Class Exchange {public
:
    int Exchangeoddeven (int x) {
        //write code here
        int odd = (x & 0xAAAAAAAA);/ In exchange for x's odd-digit information
        int even = (x & 0x55555555);//Even digit information return
        (odd >> 1) + (even << 1);
    }
;

Topic Three: Topic description

There is a real number between 0 and 1, and the type is double, which returns its binary representation. Returns "Error" if the number cannot be accurately expressed in 32-bit binary notation.

Given a double of 0 to 1 real numbers, return a string that represents the binary representation of the number or "Error." Test Sample:

0.625

return: 0.101

Topic Analysis: This topic examines decimal is less than 1 positive decimal converts to binary number method, this has studied the computer foundation the person all transforms, is even multiplication, here does not elaborate. It is particularly noteworthy that the method of comparing floating point number with 0, this problem, the front of the article is summarized.
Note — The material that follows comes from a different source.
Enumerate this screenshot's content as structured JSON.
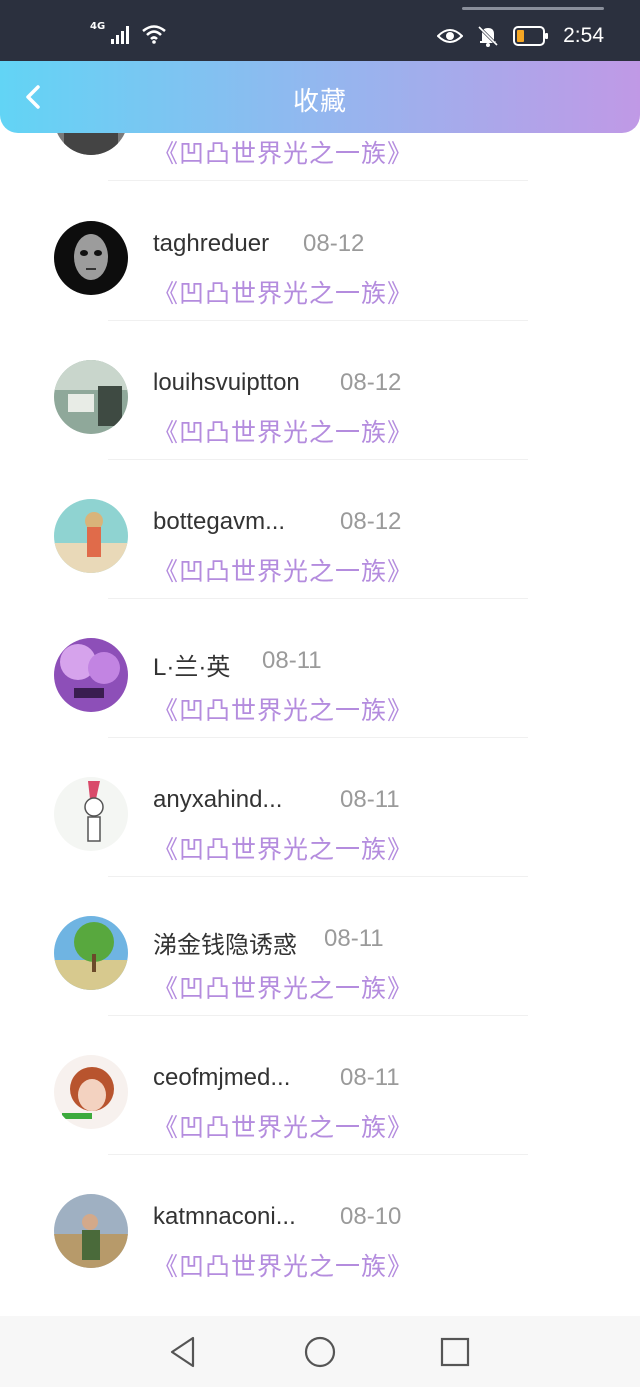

That is, the number is considered to be 0, between a positive and a negative decimal that is infinitely close to 0. Please see the representation method in the code below.
Code implementation:

Class Bindecimal {public
:
#define EXP POW (10,-7)
    string printbin (double num) {
        //write code
        here string ret;
        if (Num >= 1) return
            ret;
        int count = 0;
        Ret.push_back (' 0 ');
        Ret.push_back ('. ');
        while (!) ( num >-exp && num < exp))
        {
            num = num * 2;
            if (Num >= 1.0)
            {
                ++count;
                Ret.push_back (' 1 ');
                num-= 1.0;
            }   
            else
            {
                ++count;
                Ret.push_back (' 0 ');
            }
            if (count = =) {return
              "Error";
            }

        }
        return ret;
    }
;

"Summary" 1. A method of comparing floating-point numbers with 0 is not directly comparable. 2. Decimal decimal conversion to binary decimal method-----multiplication. 3. The number of 1 in a binary representation of a number. 4. How to get a number of odd digits and even digits corresponding to the value---the number and 0xAAAAAAAA bitwise with, and 0x55555555 bitwise with.